The Death Tax Kills a D.C. News Service

By November 15, 2007Media Relations, Taxation

A reporter friend passes on this story from San Diego, chronicling the demise of Copley News Service and its Washington, D.C. bureau (among others). Copley is the parent company of the San Diego Union-Tribune:

Copley News Service’s Washington bureau began the year with a staff of 10. It will end it with three or four (the final numbers were still being worked out), and they will be absorbed by the Union-Tribune. Mexico City correspondent Lynne Walker, a Pulitzer finalist, will also join the Union-Tribune staff, as will the two-person bureau in Sacramento. The Los Angeles bureau of Copley is closing down altogether. The news syndicate part of the business will continue, but what else will remain of Copley News Service isn’t clear.

The news service was established to serve the company’s chain of newspapers, but almost all of those papers have been sold off to pay owner David Copley’s estate taxes.

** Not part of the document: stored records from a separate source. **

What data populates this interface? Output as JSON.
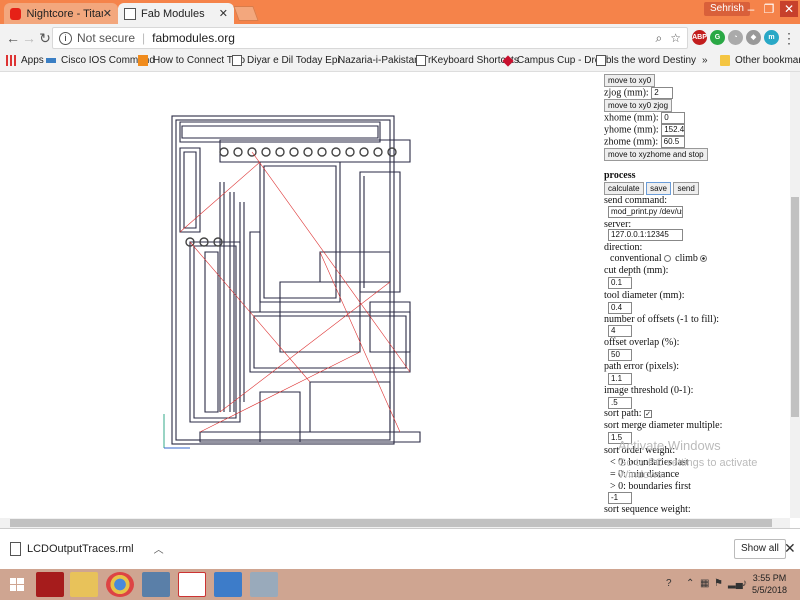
{
  "tabs": [
    {
      "title": "Nightcore - Titanium (Ly",
      "icon": "youtube-icon"
    },
    {
      "title": "Fab Modules",
      "icon": "page-icon"
    }
  ],
  "window": {
    "user": "Sehrish"
  },
  "address": {
    "security": "Not secure",
    "url": "fabmodules.org"
  },
  "bookmarks": [
    {
      "label": "Apps",
      "icon": "apps-icon"
    },
    {
      "label": "Cisco IOS Command",
      "icon": "cisco-icon"
    },
    {
      "label": "How to Connect Two",
      "icon": "pit-icon"
    },
    {
      "label": "Diyar e Dil Today Epi",
      "icon": "page-icon"
    },
    {
      "label": "Nazaria-i-Pakistan Tr",
      "icon": "blank-icon"
    },
    {
      "label": "Keyboard Shortcuts",
      "icon": "page-icon"
    },
    {
      "label": "Campus Cup - Dropb",
      "icon": "dropbox-icon"
    },
    {
      "label": "Is the word Destiny",
      "icon": "page-icon"
    },
    {
      "label": "»",
      "icon": ""
    },
    {
      "label": "Other bookmarks",
      "icon": "folder-icon"
    }
  ],
  "panel": {
    "move_xy0": "move to xy0",
    "zjog_label": "zjog (mm):",
    "zjog_value": "2",
    "move_xy0_zjog": "move to xy0 zjog",
    "xhome_label": "xhome (mm):",
    "xhome_value": "0",
    "yhome_label": "yhome (mm):",
    "yhome_value": "152.4",
    "zhome_label": "zhome (mm):",
    "zhome_value": "60.5",
    "move_xyzhome": "move to xyzhome and stop",
    "process_heading": "process",
    "calculate": "calculate",
    "save": "save",
    "send": "send",
    "send_command_label": "send command:",
    "send_command_value": "mod_print.py /dev/usb/lp1 ;",
    "server_label": "server:",
    "server_value": "127.0.0.1:12345",
    "direction_label": "direction:",
    "conventional": "conventional",
    "climb": "climb",
    "cut_depth_label": "cut depth (mm):",
    "cut_depth_value": "0.1",
    "tool_diameter_label": "tool diameter (mm):",
    "tool_diameter_value": "0.4",
    "offsets_label": "number of offsets (-1 to fill):",
    "offsets_value": "4",
    "overlap_label": "offset overlap (%):",
    "overlap_value": "50",
    "path_error_label": "path error (pixels):",
    "path_error_value": "1.1",
    "threshold_label": "image threshold (0-1):",
    "threshold_value": ".5",
    "sort_path_label": "sort path:",
    "sort_merge_label": "sort merge diameter multiple:",
    "sort_merge_value": "1.5",
    "sort_order_label": "sort order weight:",
    "sort_order_lt": "< 0: boundaries last",
    "sort_order_eq": "= 0: min distance",
    "sort_order_gt": "> 0: boundaries first",
    "sort_order_value": "-1",
    "sort_sequence_label": "sort sequence weight:"
  },
  "watermark": {
    "title": "Activate Windows",
    "subtitle": "Go to PC settings to activate Windows."
  },
  "download": {
    "filename": "LCDOutputTraces.rml",
    "show_all": "Show all"
  },
  "taskbar": {
    "time": "3:55 PM",
    "date": "5/5/2018"
  }
}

The death of Copley’s mother, Helen, in 2004 left her only child with a staggering debt to the IRS. (Estate taxes are sometimes blamed for killing off family-owned newspapers in America.)

Faced with insufficient resources to pay the bill, Copley probably had little choice but to sell off the company’s dailies in Ohio and Illinois this year with the goal of hanging on to the flagship Union-Tribune.

So the death tax has helped reduce the number of journalistic outlets that help hold power and politicians accountable. A shame.

BTW, Frank Blethen, publisher and CEO of the family-owned Seattle Times, has always been a forceful advocate for ending the death tax in part because of the threat it poses to the newspaper, founded in 1896.